Note: the distribution \(\tilde{f}\) only required \(\alpha > 0\), but this variance calculation now only holds for \(\alpha \in (0,6)\). This arose because the \(x=0\) end of the integral is indeterminate for the term \(x^{6-\alpha}\) if \(\alpha > 6\) and \(\frac{1}{6-\alpha}\) is indeterminate if \(\alpha=6\).

\[ \implies \mathrm{Var}(\hat\mu_n) = \frac{4}{n \alpha (6-\alpha)} - \frac{4}{9n}, \quad \alpha \in (0,6) \]

(d)

We are interested in values of \(\alpha\) for which it is true that,

\[\begin{align*} \frac{4}{\alpha (6-\alpha)} - \frac{4}{9} &< \frac{1}{18} \\ \implies \frac{4}{\alpha (6-\alpha)} &< \frac{1}{2} \\ \end{align*}\]

Now, the variance only holds for \(\alpha \in (0,6)\), so \(\alpha (6-\alpha)\) is always positive. Thus we may rearrange without fear of flipping the inequality. So, \[\begin{align*} \implies 8 &< \alpha (6-\alpha) \quad \mbox{for } \alpha \in (0,6) \\ \implies 0 &< (2-\alpha) (\alpha-4) \quad \mbox{for } \alpha \in (0,6) \end{align*}\]

Now \((2-\alpha) (\alpha-4)\) is quadratic in \(\alpha\) with negative coefficient on the square term, so this inequality holds only between the roots.

Thus, the variance of importance sampling is smaller than standard Monte Carlo when using proposal \(\tilde{f}(\cdot \,|\, \alpha)\) for any \(\alpha \in (2,4)\).

(e)

\[ \tilde{f}_{\mathrm{opt}}(x) = \frac{ |g(x)| f(x) }{ \int_\Omega |g(x)| f(x)\,dx } \]

Recall, here \(g(x)=x\), so

\[ \tilde{f}_{\mathrm{opt}}(x) = \frac{ |x| 2x }{ \int_0^1 |x| 2x\,dx } \]

But, since \(f(x)\) is only non-zero on \([0,1]\), the absolute value can be dropped and we find the optimal proposal is simply:

\[ \tilde{f}_{\mathrm{opt}}(x) = 3 x^2 \]

Yes, this does belong to the family \(\tilde{f}(\cdot \,|\, \alpha)\), corresponding to the case \(\alpha=3\).

Using part (c), this tells us the variance when using this estimator is:

\[ \mathrm{Var}(\hat\mu_n) = \frac{4}{n \alpha (6-\alpha)} - \frac{4}{9n} = \frac{4}{n 3 (6-3)} - \frac{4}{9n} = 0 \]

Zero variance!?! Note, this implies that if I take even one simulation from \(\tilde{f}(\cdot \,|\, \alpha=3)\) that the estimator \(\hat\mu_1\) will be exactly correct … does this make sense?

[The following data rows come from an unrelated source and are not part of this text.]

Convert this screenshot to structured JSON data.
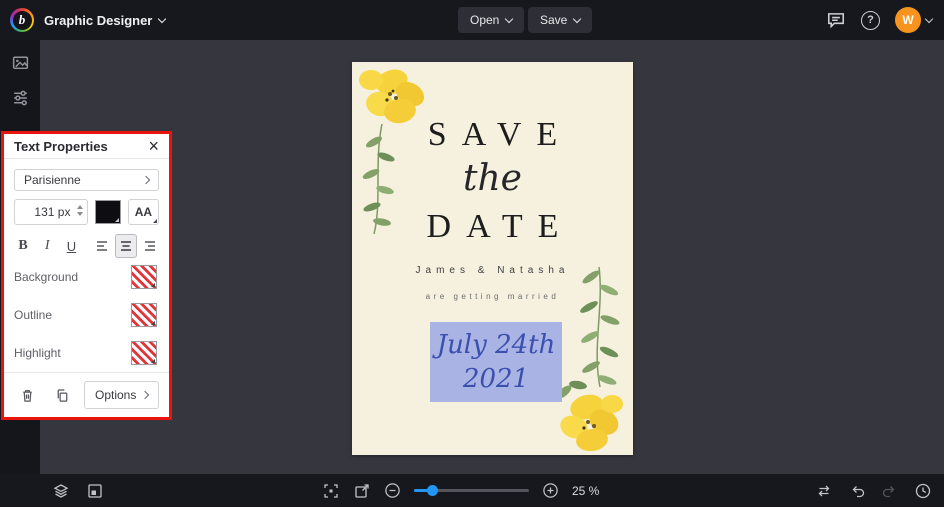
{
  "topbar": {
    "logo_letter": "b",
    "app_title": "Graphic Designer",
    "open_button": "Open",
    "save_button": "Save",
    "help_glyph": "?",
    "avatar_initial": "W"
  },
  "text_properties": {
    "title": "Text Properties",
    "close_glyph": "×",
    "font_family": "Parisienne",
    "font_size": "131 px",
    "case_toggle": "AA",
    "bold": "B",
    "italic": "I",
    "underline": "U",
    "background_label": "Background",
    "outline_label": "Outline",
    "highlight_label": "Highlight",
    "options_button": "Options"
  },
  "design": {
    "title_line1": "SAVE",
    "title_line2": "the",
    "title_line3": "DATE",
    "names_line": "James & Natasha",
    "subtitle_line": "are getting married",
    "date_line1": "July 24th",
    "date_line2": "2021"
  },
  "statusbar": {
    "zoom_value": "25 %"
  },
  "colors": {
    "accent_blue": "#2196f3",
    "annotation_red": "#ea140e",
    "avatar_orange": "#f7941e",
    "selection_fill": "#a9b3e4",
    "canvas_background": "#f6f1de",
    "date_text_blue": "#3b4fae"
  }
}
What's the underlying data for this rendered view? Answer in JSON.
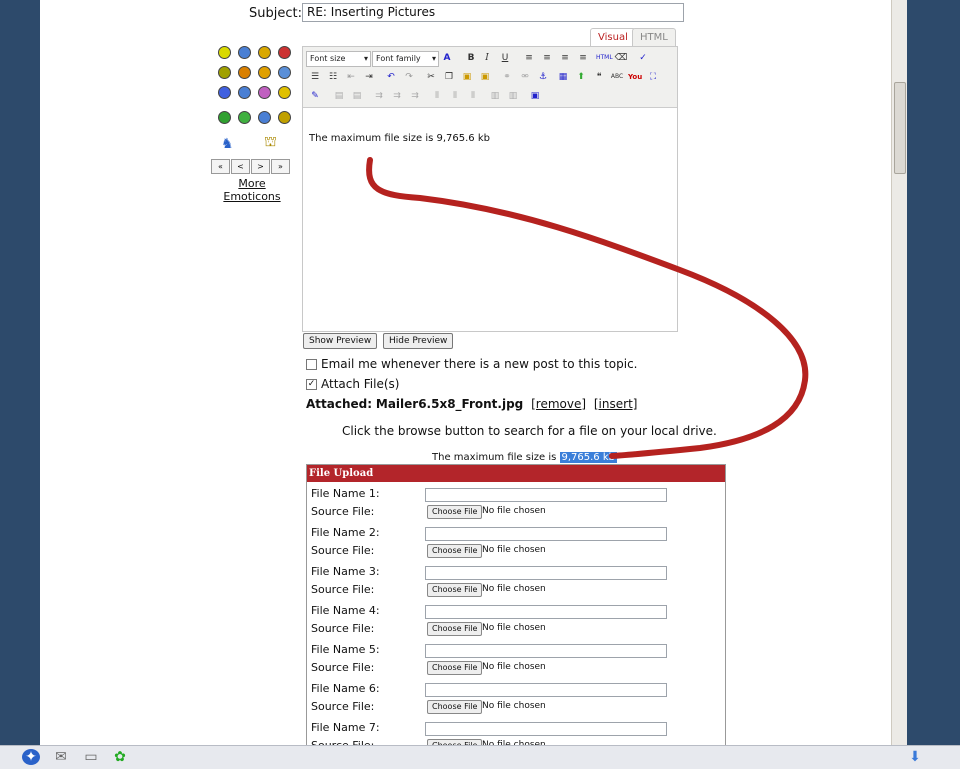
{
  "form": {
    "subject_label": "Subject:",
    "subject_value": "RE: Inserting Pictures",
    "tabs": [
      "Visual",
      "HTML"
    ],
    "toolbar": {
      "font_size": "Font size",
      "font_family": "Font family"
    },
    "editor_text": "The maximum file size is 9,765.6 kb",
    "show_preview": "Show Preview",
    "hide_preview": "Hide Preview",
    "email_me_label": "Email me whenever there is a new post to this topic.",
    "email_me_checked": false,
    "attach_label": "Attach File(s)",
    "attach_checked": true,
    "attached_label": "Attached:",
    "attached_file": "Mailer6.5x8_Front.jpg",
    "remove_link": "[remove]",
    "insert_link": "[insert]",
    "help_text": "Click the browse button to search for a file on your local drive.",
    "max_size_prefix": "The maximum file size is",
    "max_size_value": "9,765.6 kb"
  },
  "emoticons": {
    "pager": [
      "«",
      "<",
      ">",
      "»"
    ],
    "more_link": "More Emoticons",
    "colors": [
      "#d9d900",
      "#4a7fd4",
      "#d9a800",
      "#c33",
      "#a0a000",
      "#d98000",
      "#e0a000",
      "#5a8fd8",
      "#4060e0",
      "#4a7fd4",
      "#c060c0",
      "#e0c000",
      "#30a030",
      "#40b040",
      "#4a7fd4",
      "#c0a000"
    ]
  },
  "upload": {
    "title": "File Upload",
    "choose_label": "Choose File",
    "no_file": "No file chosen",
    "source_label": "Source File:",
    "rows": [
      "File Name 1:",
      "File Name 2:",
      "File Name 3:",
      "File Name 4:",
      "File Name 5:",
      "File Name 6:",
      "File Name 7:"
    ]
  },
  "taskbar": {
    "icons": [
      "start-orb-icon",
      "mail-icon",
      "chat-icon",
      "plugin-icon",
      "download-arrow-icon"
    ]
  }
}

Yes! Because also from part (c), we have,

\[\begin{align*} \hat{\mu}_n &= \frac{1}{n} \sum_{i=1}^n 2\alpha^{-1}x_i^{3-\alpha} \\ &= \frac{1}{n} \sum_{i=1}^n 2\times3^{-1}x_i^{3-3} \\ &= \frac{1}{n} \sum_{i=1}^n \frac{2}{3} \\ &= \frac{2}{3} \equiv \mu \end{align*}\]

Note: this is obviously a situation we would never be in when using importance sampling for a real problem which actually required it! Usually, the optimal proposal is inaccessible to us, because to get it we would need to be able to do the original integral anyway … the point here is to hightlight that if we can get close to approximating the optimal proposal, then clearly we can dramatically reduce the variance of our estimator.

Q3

Here, the weight for a sample \(x_i\) from \(\tilde{f}\) will be:

\[ w_i = \frac{f(x_i)}{\tilde{f}(x_i)} = \frac{\lambda e^{-\lambda x_i}}{\eta e^{-\eta x_i}} = \frac{\lambda}{\eta} e^{-(\lambda-\eta) x_i} \]

Now \(x_i \in [0, \infty)\) since the Exponential distribution is on the half real line. Notice the term \(e^{-(\lambda-\eta) x_i}\) … in order for the weights to be bounded for all possible \(x_i\), we need \(\lambda-\eta > 0\). Thus, the weights are only bounded for \(\eta < \lambda\).